3. (SBU) Poloff was stopped for 20 minutes at one
checkpoint on the Bingol-Diyarbakir road, and questioned
about purpose of travel, parents' names, previous
travel, length of time in Turkey, and point of arrival
in Turkey. When asked why traffic jandarma had such
questions, they replied "for the safety of the people of
Diyarbakir. How do we know you are who you say you
are?" This, of course, despite the fact they were
holding a diplomatic ID issued by the MFA and could see
the vehicle's diplomatic plates. At all checkpoints in
the three-hour drive, identification must be presented
and destination given.


4. (SBU) The State of Emergency lives on, both mentally and
bureaucratically, and there have been press reports
alleging the GOT plans to create a "Coordinating
Governorate" for the Southeast(see reftel A). Whether
true or not, such reports raise doubts about the GOT's
future plans for the region. Gov. Aydiner's OHAL
administration continues to exist in Diyarbakir, though
local political contacts indicated Aydiner has been
given approximately two months to close down and account
for all funding.

5. (SBU) Provincial governors with whom Poloff met in
Bingol, Elazig, and Malatya all said they are confident
that security in the region can be maintained post OHAL.
Bingol Deputy Governor Ibrahim Suha Karaboran said all

concerns which OHAL oversaw could now competently be
handled on the provincial level. Tunceli Governor
Mustafa Erkal concurred, saying that security issues had
taken a back seat to development and employment
concerns, and did not require super-provincial
authority. (NOTE: Provincial governors have long found
their authority circumscribed by the OHAL
administration, and have an interest in defending their
security-based prerogatives.)

6. (SBU) A raft of cultural-freedom laws was passed as part
of the August EU-harmonization package (reftel B).
However, implementation, both in the form of regulation
and mentality, has yet to occur. No Kurdish-language
television broadcasts, radio programs, or courses are
yet in place. Moreover, Kurds continue to chafe under
Birth Registry Law number 1587, which outlaws "names
which do not fit Turkey's national culture, moral rules,
customs or traditions, or which harm the general
public." This law is often used to ban traditional
Kurdish names; the most recent case in which a parent
was charged with violation of this law was on November
26. In March, 25 Batman city council members were
acquitted on charges of separatist propaganda for
renaming local streets using Kurdish names.

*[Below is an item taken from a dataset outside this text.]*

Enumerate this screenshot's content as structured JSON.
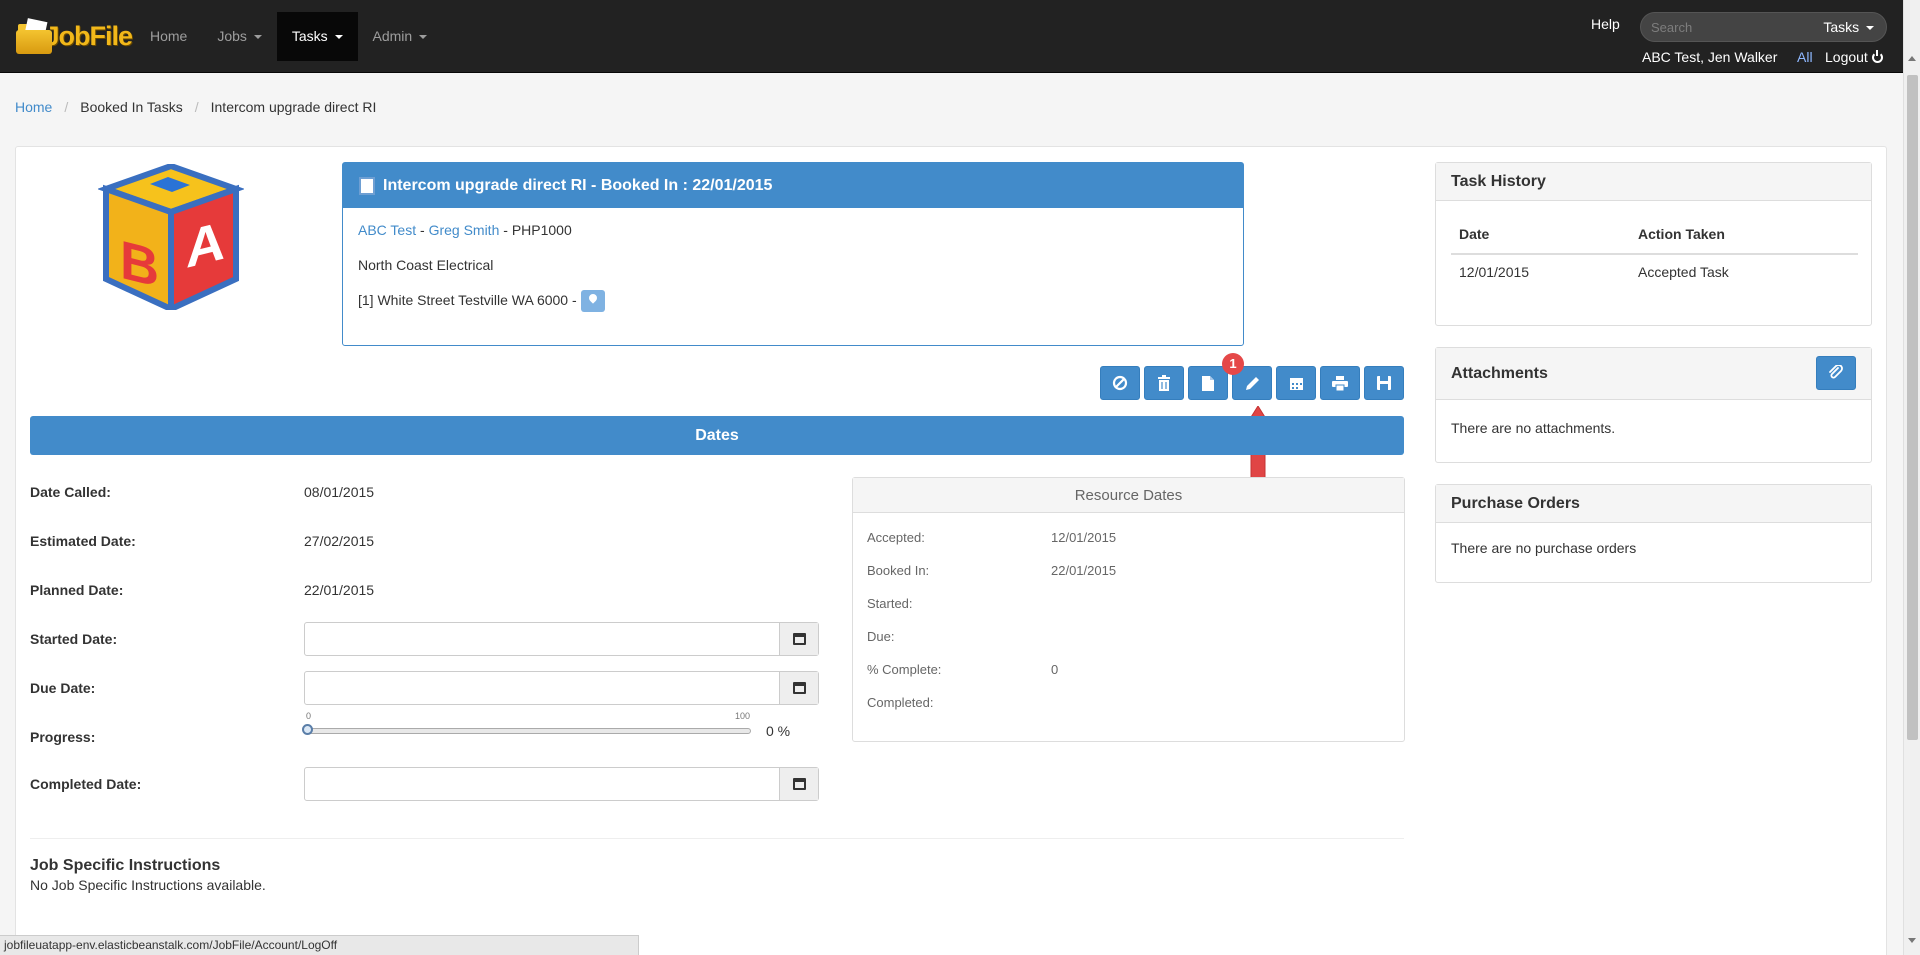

7. (SBU) With or without OHAL, a restrictive mentality
persists among government and security officials in the
Southeast. Promised reforms and expanded freedoms are
still pending. Kurds' expectations have been raised by
small liberalizing measures (like the increased
availability of Kurdish music on cassette and compact
disc), but could be easily dashed if promised reforms
are not followed through. End comment.